In an appeal before the Supreme Court, the State of Punjab claimed that E.V.Chinnaiah did not apply to this case, and sought reconsideration of E.V.Chinnaiah by a seven-judge bench. This has now been granted by the Supreme Court’s five-judge bench on August 27, by making a reference.
The Centre did not take a clear stand on the issue before the Supreme Court. Following the judgment in E.V.Chinnaiah, the Andhra Pradesh legislative assembly adopted a resolution unanimously on December 10, 2004, recommending to the Centre to take up the issue in Parliament. The Centre then set up a Commission headed by a retired Judge of the Delhi High Court, Usha Mehra, to examine the issue in 2006.
The Usha Mehra Commission, in its 2008 report, found that the major share of the reservation for SCs in Andhra Pradesh was concentrated in the hands of a few castes, namely, Mala, Adi Dravida, and Adi Andhra. The Commission recommended amending the Constitution by inserting Clause (3) in Article 341 to provide for sub-categorisation and de-sub-categorisation of SCs.
According to the Centre, 14 states did not favour the amendment, while seven states favoured it. The seven states are Andhra Pradesh, Chhattisgarh, Haryana, Jharkhand, Karnataka, Telangana, and Punjab. As the response is still awaited from five states and two union territories, namely, Bihar, Maharashtra, Rajasthan, Tamil Nadu and Uttar Pradesh, and Jammu and Kashmir, and Puducherry that have substantial populations of scheduled castes, the Centre has not found it appropriate to go ahead with the amendment now.
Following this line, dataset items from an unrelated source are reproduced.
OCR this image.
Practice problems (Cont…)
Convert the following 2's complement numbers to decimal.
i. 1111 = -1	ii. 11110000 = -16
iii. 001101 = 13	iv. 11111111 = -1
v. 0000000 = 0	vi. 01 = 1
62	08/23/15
“The ground realities of the states and union territories with regard to their social, educational, and economic development differ from each other. Therefore, what is true in respect of the State of Andhra Pradesh cannot be true in respect of other States. Under the aforementioned circumstances, Union of India has not yet been able to take a view in the matter,” the Centre told the Supreme Court.
Some of the bench’s observations seem absolutely unnecessary and irrelevant to the question of sub-categorisation of SCs.
Issues in the August 27 judgment
Although the Supreme Court’s decision to refer the matter to a larger bench is the correct one to make under the circumstances, the grounds cited by the bench are hardly convincing. First, it conflated the creamy layer issue with sub-categorisation, as if both are similar. Those who demand sub-categorisation are in fact against applying the creamy layer test to the SCs and STs.
Therefore, to suggest, as the Arun Mishra bench does, that E.V.Chinnaiah is inconsistent with the Supreme Court’s judgments in M.Nagaraj (2006) and Jarnail Singh (2018) – also decided by five-Judge Constitution benches – because the latter decisions supported the exclusion of creamy layer beneficiaries from the SCs and STs, is erroneous.
Secondly, the bench suggests that the insertion of Article 342A through the 102nd Constitutional Amendment Act in 2018 necessitates review of E.V.Chinnaiah by a larger bench. Article 342A refers to the President’s power to specify socially and educationally backward classes (SEBCs)in a state or union territory, and Parliament’s power to include or exclude from the Central List of SEBCs. While the bench claims that it would not be permissible to adopt different criteria for SCs, STs, and SEBCs if sub-classification is permissible for SEBCs alone, the bench does not answer the question why not.
Some of the bench’s observations seem absolutely unnecessary and irrelevant to the question of sub-categorisation of SCs. Reservation was not contemplated for all the time by the framers of the Constitution, it says. So what does it imply in this case?
Then, it claims that reservation creates inequalities within the reserved castes itself. Again, a wrong hypothesis. Sub-classification is urged not because reservation has created inequalities, but on the ground that absence of sub-categorisation has led to the treatment of unequals as equals.
(The author is a senior journalist based in Delhi. Views expressed are personal.)